These Flexible Batteries That Run on Salt Water Could Help Treat Cancer

These Flexible Batteries That Run on Salt Water Could Help Treat Cancer

Chinese researchers developed two types of flexible batteries that run on saline or salty water solution instead of lithium-ion electrolytes. This type of battery technology is highly sought-after in the field of medicine, which also has the potential to treat cancer and other bacterial infections.

These Flexible Batteries That Run on Salt Water Could Help Treat Cancer

[Image Source: iChEM]

Flexible batteries powered by salty water

Medical implant and wearable devices traditionally use bulky and rigid lithium-ion batteries to power them. The bulkiness of such batteries can be attributed to extra structural support systems that prevent the batteries from leaking or releasing hazardous substances. But this could all change in the not-too-distant future as researchers from Fudan University and the Collaborative Innovation Center of Chemistry for Energy Materials in China have managed to engineer flexible batteries that can run on "body-inspired liquids such as normal IV saline solution and cell-culture medium". Simply put, the newly engineered batteries are powered by a salt water solution that is biologically compatible.

These Flexible Batteries That Run on Salt Water Could Help Treat Cancer

[Image Source: Chem]

Yonggang Wang, a chemistry professor at Fudan University explained how impractical and hazardous traditional batteries are in the field of medicine.

"Current batteries like the lithium-ion ones used in medical implants generally come in rigid shapes. Additionally, most of the reported flexible batteries are based on flammable organic or corrosive electrolytes, which suffer from safety hazards and poor biocompatibility for wearable devices, let alone implantable ones".

The team of researchers, led by Wang and another professor, Huisheng Peng, eliminated the use of toxic substances in their engineered flexible batteries. They replaced those harmful electrolytes with biocompatible substances that are ideal for implantable devices. The engineered flexible batteries are still expected to leak out electrolytes, however, the physical implications are not as hazardous because the electrolyte substances are based on normal IV saline solution and cell-culture medium. These substances contain biocompatible chemicals such as amino acids, sugars, vitamins, and sodium ions.

Two types of flexible batteries emerged from the team's studies. One is a 2D belt-shaped flexible battery where a net of steel strands is sandwiched between thin electrode films. The other flexible battery the team engineered is a one-dimensional carbon nanotube fiber, which is coated with nanoparticles of electrode material.

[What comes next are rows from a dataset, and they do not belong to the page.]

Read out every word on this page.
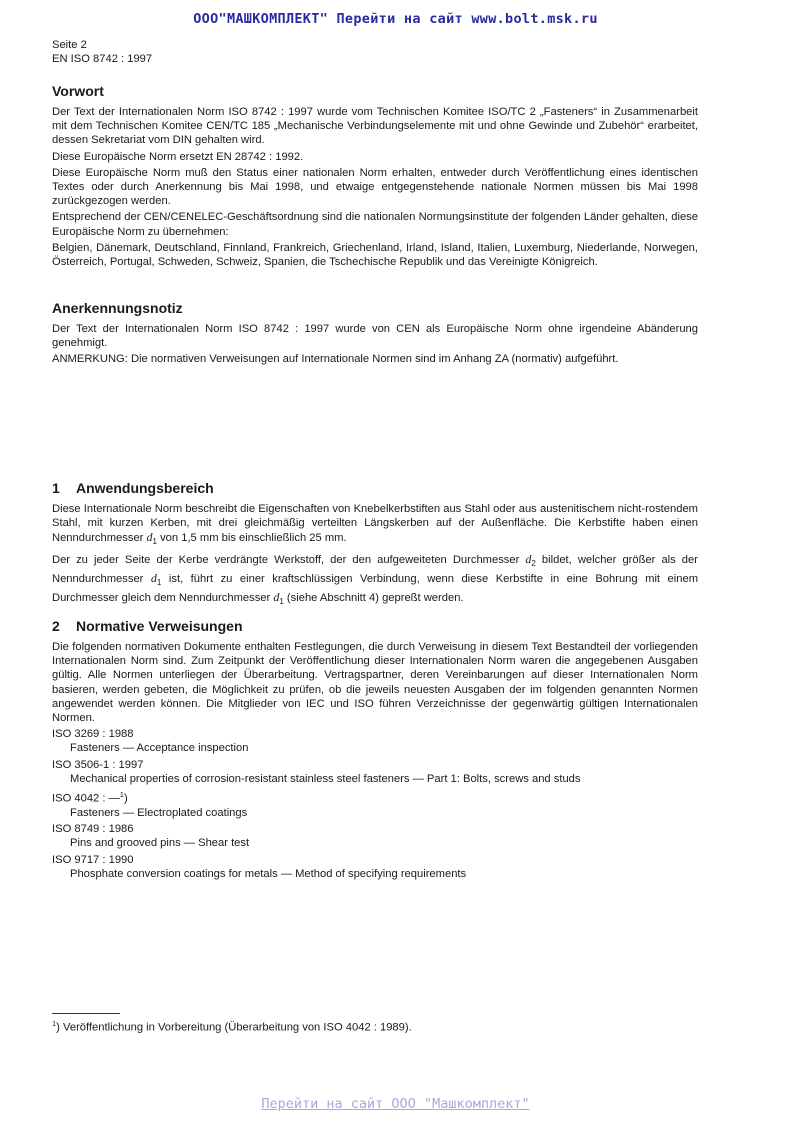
ООО"МАШКОМПЛЕКТ" Перейти на сайт www.bolt.msk.ru
Seite 2
EN ISO 8742 : 1997
Vorwort

Der Text der Internationalen Norm ISO 8742 : 1997 wurde vom Technischen Komitee ISO/TC 2 „Fasteners“ in Zusammenarbeit mit dem Technischen Komitee CEN/TC 185 „Mechanische Verbindungselemente mit und ohne Gewinde und Zubehör“ erarbeitet, dessen Sekretariat vom DIN gehalten wird.

Diese Europäische Norm ersetzt EN 28742 : 1992.

Diese Europäische Norm muß den Status einer nationalen Norm erhalten, entweder durch Veröffentlichung eines identischen Textes oder durch Anerkennung bis Mai 1998, und etwaige entgegenstehende nationale Normen müssen bis Mai 1998 zurückgezogen werden.

Entsprechend der CEN/CENELEC-Geschäftsordnung sind die nationalen Normungsinstitute der folgenden Länder gehalten, diese Europäische Norm zu übernehmen:

Belgien, Dänemark, Deutschland, Finnland, Frankreich, Griechenland, Irland, Island, Italien, Luxemburg, Niederlande, Norwegen, Österreich, Portugal, Schweden, Schweiz, Spanien, die Tschechische Republik und das Vereinigte Königreich.

Anerkennungsnotiz

Der Text der Internationalen Norm ISO 8742 : 1997 wurde von CEN als Europäische Norm ohne irgendeine Abänderung genehmigt.

ANMERKUNG: Die normativen Verweisungen auf Internationale Normen sind im Anhang ZA (normativ) aufgeführt.

1 Anwendungsbereich

Diese Internationale Norm beschreibt die Eigenschaften von Knebelkerbstiften aus Stahl oder aus austenitischem nicht-rostendem Stahl, mit kurzen Kerben, mit drei gleichmäßig verteilten Längskerben auf der Außenfläche. Die Kerbstifte haben einen Nenndurchmesser $d_1$ von 1,5 mm bis einschließlich 25 mm.

Der zu jeder Seite der Kerbe verdrängte Werkstoff, der den aufgeweiteten Durchmesser $d_2$ bildet, welcher größer als der Nenndurchmesser $d_1$ ist, führt zu einer kraftschlüssigen Verbindung, wenn diese Kerbstifte in eine Bohrung mit einem Durchmesser gleich dem Nenndurchmesser $d_1$ (siehe Abschnitt 4) gepreßt werden.

2 Normative Verweisungen

Die folgenden normativen Dokumente enthalten Festlegungen, die durch Verweisung in diesem Text Bestandteil der vorliegenden Internationalen Norm sind. Zum Zeitpunkt der Veröffentlichung dieser Internationalen Norm waren die angegebenen Ausgaben gültig. Alle Normen unterliegen der Überarbeitung. Vertragspartner, deren Vereinbarungen auf dieser Internationalen Norm basieren, werden gebeten, die Möglichkeit zu prüfen, ob die jeweils neuesten Ausgaben der im folgenden genannten Normen angewendet werden können. Die Mitglieder von IEC und ISO führen Verzeichnisse der gegenwärtig gültigen Internationalen Normen.

ISO 3269 : 1988
Fasteners — Acceptance inspection
ISO 3506-1 : 1997
Mechanical properties of corrosion-resistant stainless steel fasteners — Part 1: Bolts, screws and studs
ISO 4042 : —$^1$)
Fasteners — Electroplated coatings
ISO 8749 : 1986
Pins and grooved pins — Shear test
ISO 9717 : 1990
Phosphate conversion coatings for metals — Method of specifying requirements
$^1$) Veröffentlichung in Vorbereitung (Überarbeitung von ISO 4042 : 1989).
Перейти на сайт ООО "Машкомплект"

Flexible batteries 2D belt

[Image Source: Chem]

The researchers found that the carbon nanotubes used in the 1D fiber battery can rapidly encourage the conversion of dissolved oxygen into hydroxide ions. This process severely affects the effectiveness of batteries but if considered as a process on its own, the conversion procedure could potentially treat cancer and bacterial infections.

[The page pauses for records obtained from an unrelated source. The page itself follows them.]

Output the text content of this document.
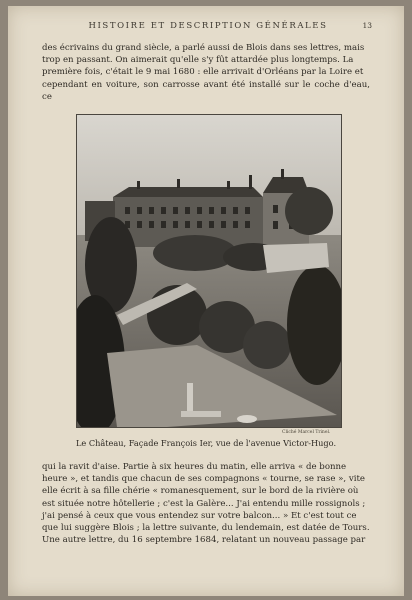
HISTOIRE ET DESCRIPTION GÉNÉRALES	13
des écrivains du grand siècle, a parlé aussi de Blois dans ses lettres, mais
trop en passant. On aimerait qu'elle s'y fût attardée plus longtemps. La
première fois, c'était le 9 mai 1680 : elle arrivait d'Orléans par la Loire et
cependant en voiture, son carrosse avant été installé sur le coche d'eau, ce
Cliché Marcel Trinel.
Le Château, Façade François Ier, vue de l'avenue Victor-Hugo.
qui la ravit d'aise. Partie à six heures du matin, elle arriva « de bonne
heure », et tandis que chacun de ses compagnons « tourne, se rase », vite
elle écrit à sa fille chérie « romanesquement, sur le bord de la rivière où
est située notre hôtellerie ; c'est la Galère... J'ai entendu mille rossignols ;
j'ai pensé à ceux que vous entendez sur votre balcon... » Et c'est tout ce
que lui suggère Blois ; la lettre suivante, du lendemain, est datée de Tours.
Une autre lettre, du 16 septembre 1684, relatant un nouveau passage par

"We can implant these fiber-shaped electrodes into the human body to consume essential oxygen, especially for areas that are difficult for injectable drugs to reach", noted Wang. "Deoxygenation might even wipe out cancerous cells or pathogenic bacteria since they are very sensitive to changes in living environment pH. Of course, this is hypothetical right now, but we hope to investigate further with biologists and medical scientists".

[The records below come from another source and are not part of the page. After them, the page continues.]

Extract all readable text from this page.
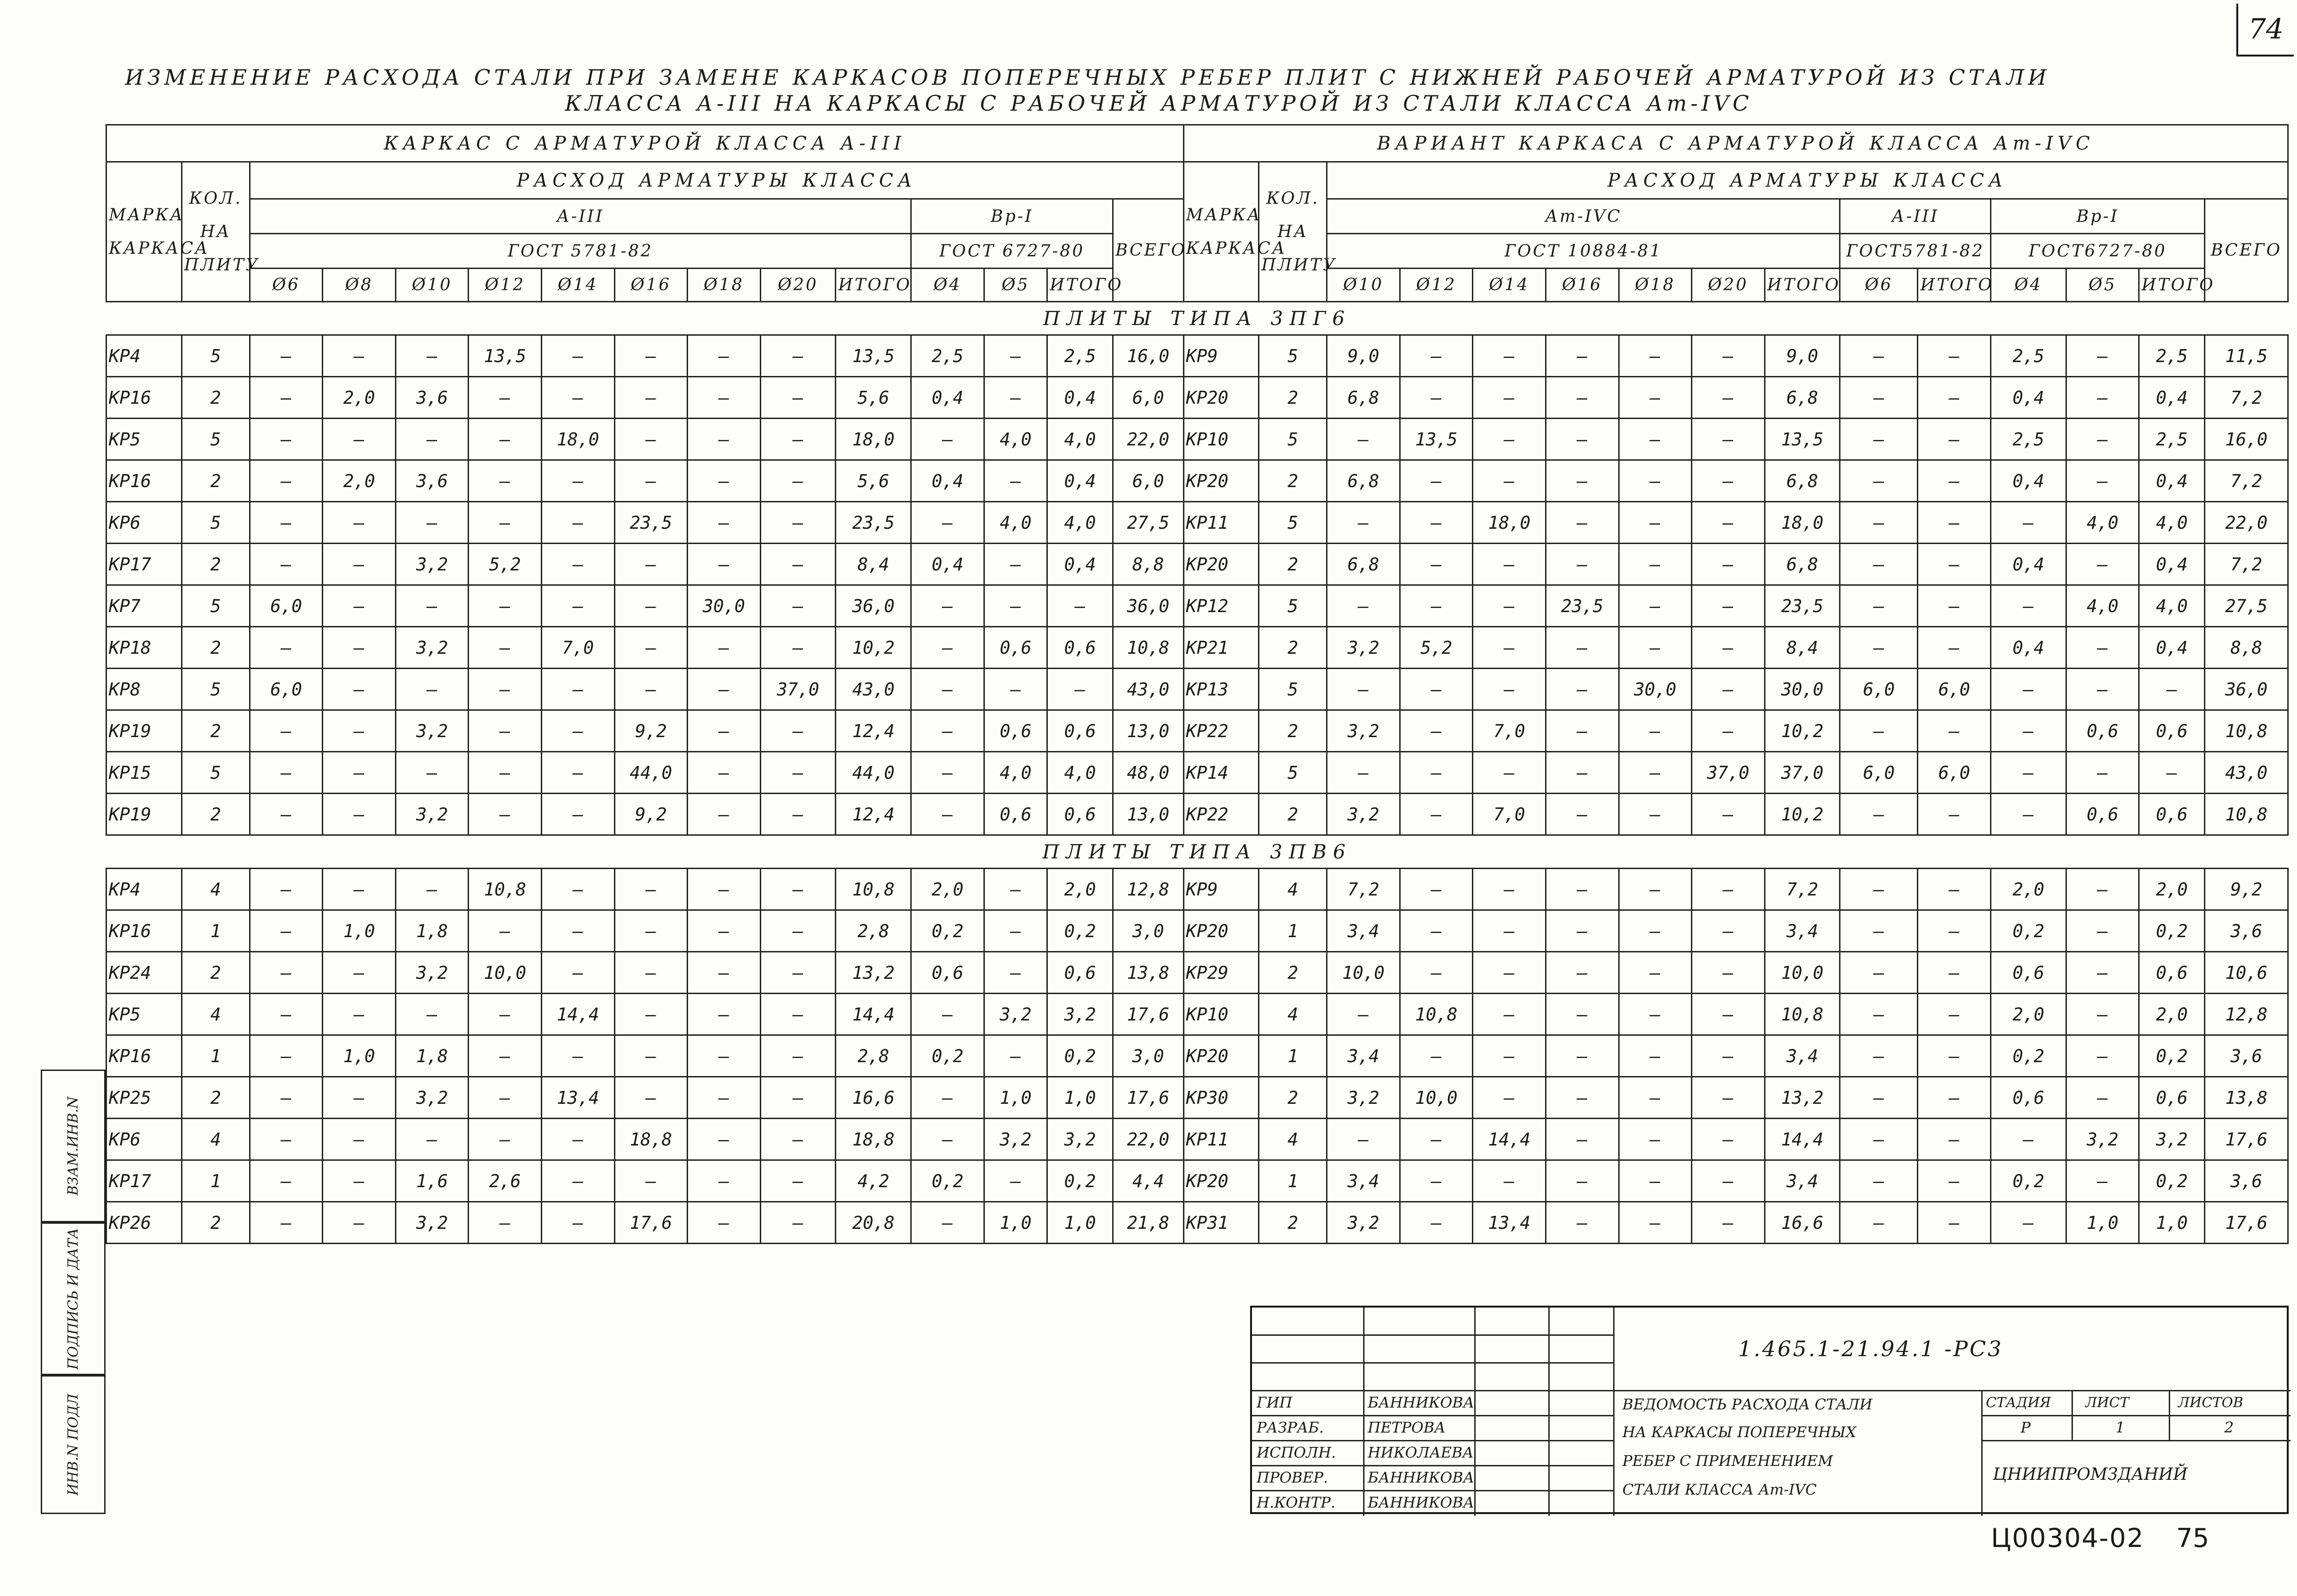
74
ИЗМЕНЕНИЕ РАСХОДА СТАЛИ ПРИ ЗАМЕНЕ КАРКАСОВ ПОПЕРЕЧНЫХ РЕБЕР ПЛИТ С НИЖНЕЙ РАБОЧЕЙ АРМАТУРОЙ ИЗ СТАЛИ
КЛАССА А-III НА КАРКАСЫ С РАБОЧЕЙ АРМАТУРОЙ ИЗ СТАЛИ КЛАССА Ат-IVС
КАРКАС С АРМАТУРОЙ КЛАССА А-III															ВАРИАНТ КАРКАСА С АРМАТУРОЙ КЛАССА Ат-IVС														
МАРКА КАРКАСА	КОЛ. НА ПЛИТУ	РАСХОД АРМАТУРЫ КЛАССА													МАРКА КАРКАСА	КОЛ. НА ПЛИТУ	РАСХОД АРМАТУРЫ КЛАССА												
		А-III									Вр-I			ВСЕГО			Ат-IVС							А-III		Вр-I			ВСЕГО
		ГОСТ 5781-82									ГОСТ 6727-80						ГОСТ 10884-81							ГОСТ5781-82		ГОСТ6727-80			
		Ø6	Ø8	Ø10	Ø12	Ø14	Ø16	Ø18	Ø20	ИТОГО	Ø4	Ø5	ИТОГО				Ø10	Ø12	Ø14	Ø16	Ø18	Ø20	ИТОГО	Ø6	ИТОГО	Ø4	Ø5	ИТОГО	
ПЛИТЫ ТИПА 3ПГ6																													
КР4	5	—	—	—	13,5	—	—	—	—	13,5	2,5	—	2,5	16,0	КР9	5	9,0	—	—	—	—	—	9,0	—	—	2,5	—	2,5	11,5
КР16	2	—	2,0	3,6	—	—	—	—	—	5,6	0,4	—	0,4	6,0	КР20	2	6,8	—	—	—	—	—	6,8	—	—	0,4	—	0,4	7,2
КР5	5	—	—	—	—	18,0	—	—	—	18,0	—	4,0	4,0	22,0	КР10	5	—	13,5	—	—	—	—	13,5	—	—	2,5	—	2,5	16,0
КР16	2	—	2,0	3,6	—	—	—	—	—	5,6	0,4	—	0,4	6,0	КР20	2	6,8	—	—	—	—	—	6,8	—	—	0,4	—	0,4	7,2
КР6	5	—	—	—	—	—	23,5	—	—	23,5	—	4,0	4,0	27,5	КР11	5	—	—	18,0	—	—	—	18,0	—	—	—	4,0	4,0	22,0
КР17	2	—	—	3,2	5,2	—	—	—	—	8,4	0,4	—	0,4	8,8	КР20	2	6,8	—	—	—	—	—	6,8	—	—	0,4	—	0,4	7,2
КР7	5	6,0	—	—	—	—	—	30,0	—	36,0	—	—	—	36,0	КР12	5	—	—	—	23,5	—	—	23,5	—	—	—	4,0	4,0	27,5
КР18	2	—	—	3,2	—	7,0	—	—	—	10,2	—	0,6	0,6	10,8	КР21	2	3,2	5,2	—	—	—	—	8,4	—	—	0,4	—	0,4	8,8
КР8	5	6,0	—	—	—	—	—	—	37,0	43,0	—	—	—	43,0	КР13	5	—	—	—	—	30,0	—	30,0	6,0	6,0	—	—	—	36,0
КР19	2	—	—	3,2	—	—	9,2	—	—	12,4	—	0,6	0,6	13,0	КР22	2	3,2	—	7,0	—	—	—	10,2	—	—	—	0,6	0,6	10,8
КР15	5	—	—	—	—	—	44,0	—	—	44,0	—	4,0	4,0	48,0	КР14	5	—	—	—	—	—	37,0	37,0	6,0	6,0	—	—	—	43,0
КР19	2	—	—	3,2	—	—	9,2	—	—	12,4	—	0,6	0,6	13,0	КР22	2	3,2	—	7,0	—	—	—	10,2	—	—	—	0,6	0,6	10,8
ПЛИТЫ ТИПА 3ПВ6																													
КР4	4	—	—	—	10,8	—	—	—	—	10,8	2,0	—	2,0	12,8	КР9	4	7,2	—	—	—	—	—	7,2	—	—	2,0	—	2,0	9,2
КР16	1	—	1,0	1,8	—	—	—	—	—	2,8	0,2	—	0,2	3,0	КР20	1	3,4	—	—	—	—	—	3,4	—	—	0,2	—	0,2	3,6
КР24	2	—	—	3,2	10,0	—	—	—	—	13,2	0,6	—	0,6	13,8	КР29	2	10,0	—	—	—	—	—	10,0	—	—	0,6	—	0,6	10,6
КР5	4	—	—	—	—	14,4	—	—	—	14,4	—	3,2	3,2	17,6	КР10	4	—	10,8	—	—	—	—	10,8	—	—	2,0	—	2,0	12,8
КР16	1	—	1,0	1,8	—	—	—	—	—	2,8	0,2	—	0,2	3,0	КР20	1	3,4	—	—	—	—	—	3,4	—	—	0,2	—	0,2	3,6
КР25	2	—	—	3,2	—	13,4	—	—	—	16,6	—	1,0	1,0	17,6	КР30	2	3,2	10,0	—	—	—	—	13,2	—	—	0,6	—	0,6	13,8
КР6	4	—	—	—	—	—	18,8	—	—	18,8	—	3,2	3,2	22,0	КР11	4	—	—	14,4	—	—	—	14,4	—	—	—	3,2	3,2	17,6
КР17	1	—	—	1,6	2,6	—	—	—	—	4,2	0,2	—	0,2	4,4	КР20	1	3,4	—	—	—	—	—	3,4	—	—	0,2	—	0,2	3,6
КР26	2	—	—	3,2	—	—	17,6	—	—	20,8	—	1,0	1,0	21,8	КР31	2	3,2	—	13,4	—	—	—	16,6	—	—	—	1,0	1,0	17,6

ВЗАМ.ИНВ.N
ПОДПИСЬ И ДАТА
ИНВ.N ПОДЛ
1.465.1-21.94.1 -РС3
ГИП	БАННИКОВА
РАЗРАБ.	ПЕТРОВА
ИСПОЛН. НИКОЛАЕВА
ПРОВЕР.	БАННИКОВА
Н.КОНТР. БАННИКОВА
ВЕДОМОСТЬ РАСХОДА СТАЛИ
НА КАРКАСЫ ПОПЕРЕЧНЫХ
РЕБЕР С ПРИМЕНЕНИЕМ
СТАЛИ КЛАССА Ат-IVС
СТАДИЯ ЛИСТ	ЛИСТОВ
Р	1	2
ЦНИИПРОМЗДАНИЙ
Ц00304-02 75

Other chemical solutions such as sodium sulfate were also used by the researchers to play the role of liquid electrolytes in their engineered flexible batteries intended for externally worn devices. The team's experiments on both the 2D and 1D flexible batteries outperformed many of the conventional lithium-ion batteries used on wearable devices in terms of "charge-holding capacity". This opens up numerous applicational use in the field of medical wearable and implant devices that the team hopes to explore.

The paper on this study was published in the Chem Journal via ScienceDirect.